Mit einer Ausstellung im Barockhaus Görlitz feiern die dortigen Numismatiker ihren 120. Geburtstag. Ihr Vorsitzender Uwe Elix hat den Zugang zum Thema „Geld als Spiegelbild der Veränderungen“ vor allem über die Geschichte sowie Familiengeschichten gefunden.
Eine Reihe historischer Sparbücher liegt bei Uwe Elix auf dem Fußboden und wird von ihm gerade mit der Überschrift drapiert: „Görlitzer Sparbücher 1908-1990 – Zeitzeugen für Kunst, Wirtschaft, Politik“. Es stellt sich schnell heraus, die Sammelgebiete des Vorsitzenden des Numismatischen Clubs zu Görlitz e. V. sind breit gefächert und bleiben beim Thema Geld nicht bei historischen Münzen, Medaillen oder Banknoten stehen, sondern umfassen letztlich jede Form geldwerter Systeme.
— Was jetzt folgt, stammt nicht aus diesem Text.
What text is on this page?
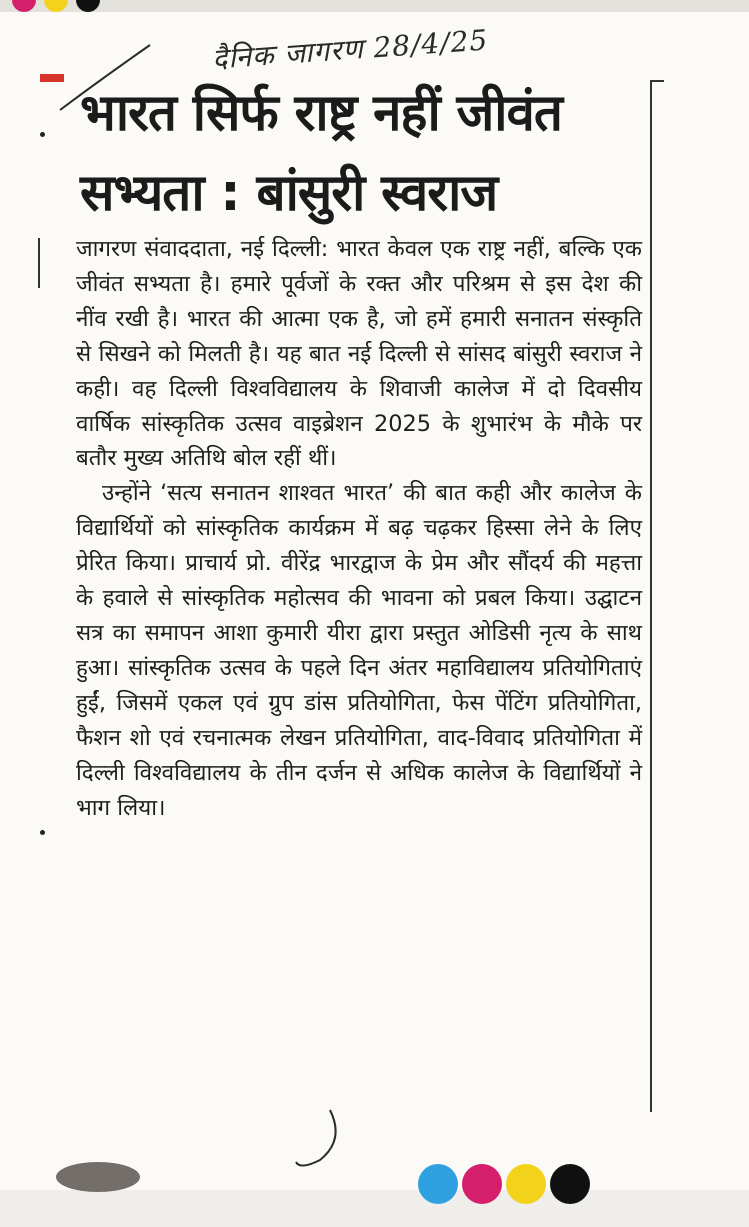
दैनिक जागरण 28/4/25
भारत सिर्फ राष्ट्र नहीं जीवंत
सभ्यता : बांसुरी स्वराज

जागरण संवाददाता, नई दिल्ली: भारत केवल एक राष्ट्र नहीं, बल्कि एक जीवंत सभ्यता है। हमारे पूर्वजों के रक्त और परिश्रम से इस देश की नींव रखी है। भारत की आत्मा एक है, जो हमें हमारी सनातन संस्कृति से सिखने को मिलती है। यह बात नई दिल्ली से सांसद बांसुरी स्वराज ने कही। वह दिल्ली विश्वविद्यालय के शिवाजी कालेज में दो दिवसीय वार्षिक सांस्कृतिक उत्सव वाइब्रेशन 2025 के शुभारंभ के मौके पर बतौर मुख्य अतिथि बोल रहीं थीं।

उन्होंने ‘सत्य सनातन शाश्वत भारत’ की बात कही और कालेज के विद्यार्थियों को सांस्कृतिक कार्यक्रम में बढ़ चढ़कर हिस्सा लेने के लिए प्रेरित किया। प्राचार्य प्रो. वीरेंद्र भारद्वाज के प्रेम और सौंदर्य की महत्ता के हवाले से सांस्कृतिक महोत्सव की भावना को प्रबल किया। उद्घाटन सत्र का समापन आशा कुमारी यीरा द्वारा प्रस्तुत ओडिसी नृत्य के साथ हुआ। सांस्कृतिक उत्सव के पहले दिन अंतर महाविद्यालय प्रतियोगिताएं हुईं, जिसमें एकल एवं ग्रुप डांस प्रतियोगिता, फेस पेंटिंग प्रतियोगिता, फैशन शो एवं रचनात्मक लेखन प्रतियोगिता, वाद-विवाद प्रतियोगिता में दिल्ली विश्वविद्यालय के तीन दर्जन से अधिक कालेज के विद्यार्थियों ने भाग लिया।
Vornehmlich schlesische Notgeldscheine aus der Zeit nach dem 1. Weltkrieg, Lebensmittelmarken aus Kriegs- und Nachkriegszeiten gehören dazu und eher nebenbei berichtet er davon, dass er wohl die umfassendste Sammlung an Ersatzgeldmarken für Asylbewerber habe. Nein, es gebe dazu bislang keinen Sammlerkatalog. Aber wenn jemand einen solchen zusammenstellen könnte, dann wohl nur Uwe Elix.
Flohmarkt-Fundstücke
Geschichte spielt sich eben immer ab, und die verschiedenen Geldsysteme sind immer auch ein interessantes Spiegelbild der Veränderungen ihrer Zeit.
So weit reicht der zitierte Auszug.